Led by principal investigator, Eric J. Lenze, MD, the team includes 14 researchers at Washington University School of Medicine in St. Louis in fields as diverse as psychiatry, medicine, radiology, neurology, biostatistics, physical therapy and occupational therapy. Faculty from the university’s psychology department in the College of Arts & Sciences also are involved.
They plan to recruit 580 people over age 65 who have significant problems with thinking and memory but do not have dementia caused by conditions such as Alzheimer’s disease.
“We’re seeking people who are noticing that, as they’ve aged, their memories or concentration aren’t as sharp as they used to be, people who do not have dementia but are living in the community and are otherwise healthy,” explained Lenze, a professor of psychiatry.
Most people experience a peak in cognitive performance in their 30s. After that, cognition declines with increasing age, Lenze said. Older people still may test within the normal ranges for their age groups, but their cognitive abilities won’t be as sharp as they were earlier in life. The question is whether this decline might be prevented or reversed.
Study volunteers are evaluated with a series of cognitive tests that ask them to remember a list of words or a brief story, write down a series of numbers, or alternate between different thoughts or ideas. They also receive MRI scans to show brain structure and how the brain functions during prescribed activities and rest.
After the screenings are complete, subjects are placed randomly into one of four study groups. Participants in one group receive a health education intervention that teaches them how to manage their medications, communicate effectively with their doctors and improve behavior to promote overall health.
Members of a second group are asked to exercise regularly and participate in a weekly aerobic exercise and resistance-training program.
Participants in a third group receive mindfulness training, including meditation, yoga and various techniques designed to help them learn how to remain focused on the moment.
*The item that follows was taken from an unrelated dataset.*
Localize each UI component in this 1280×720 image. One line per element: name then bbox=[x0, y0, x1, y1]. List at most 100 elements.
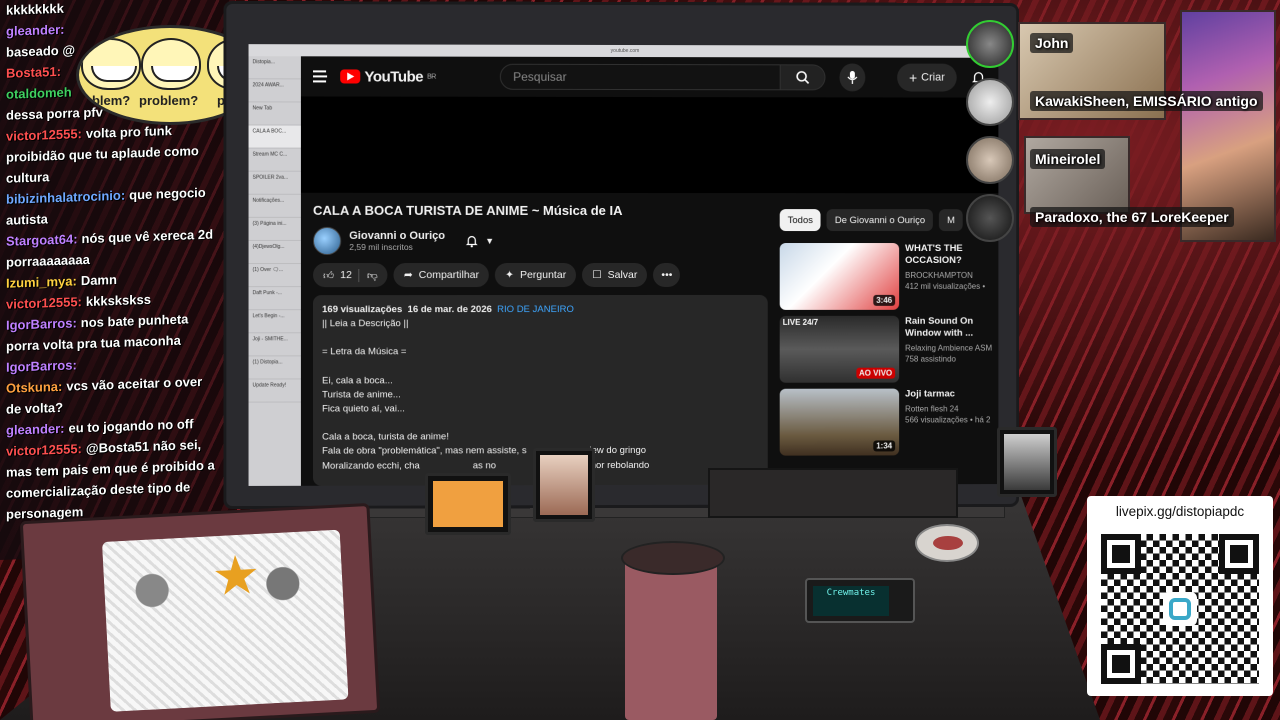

And members of a fourth group engage in exercise and mindfulness training.
“Everyone in the study receives one or more of these interventions,” Lenze said. “We’ll be trying to determine which intervention is most helpful and who benefits most.”
Earlier research by Lenze looked at some of these interventions as potential treatments for anxiety and depression in older adults.
“Preliminary work we did showed there were cognitive benefits in some older adults,” he said. “It may be that older adults with the greatest levels of stress — measured not just by how they feel but also by biological indicators — are the most likely to get cognitive benefits from these interventions.”
Those in the study are to receive an intervention for six months, and during that time, come to the School of Medicine weekly. After that, they’ll be followed for another year, with monthly visits required.
Lenze said that marathon-running yoga teachers need not apply for this study.
“We’re looking for volunteers who aren’t in a regular exercise program and are not currently engaged in mindfulness training or in a health education program,” he said.
In addition to the Washington University researchers, a similar study group will recruit volunteers at the University of California, San Diego to test the same interventions.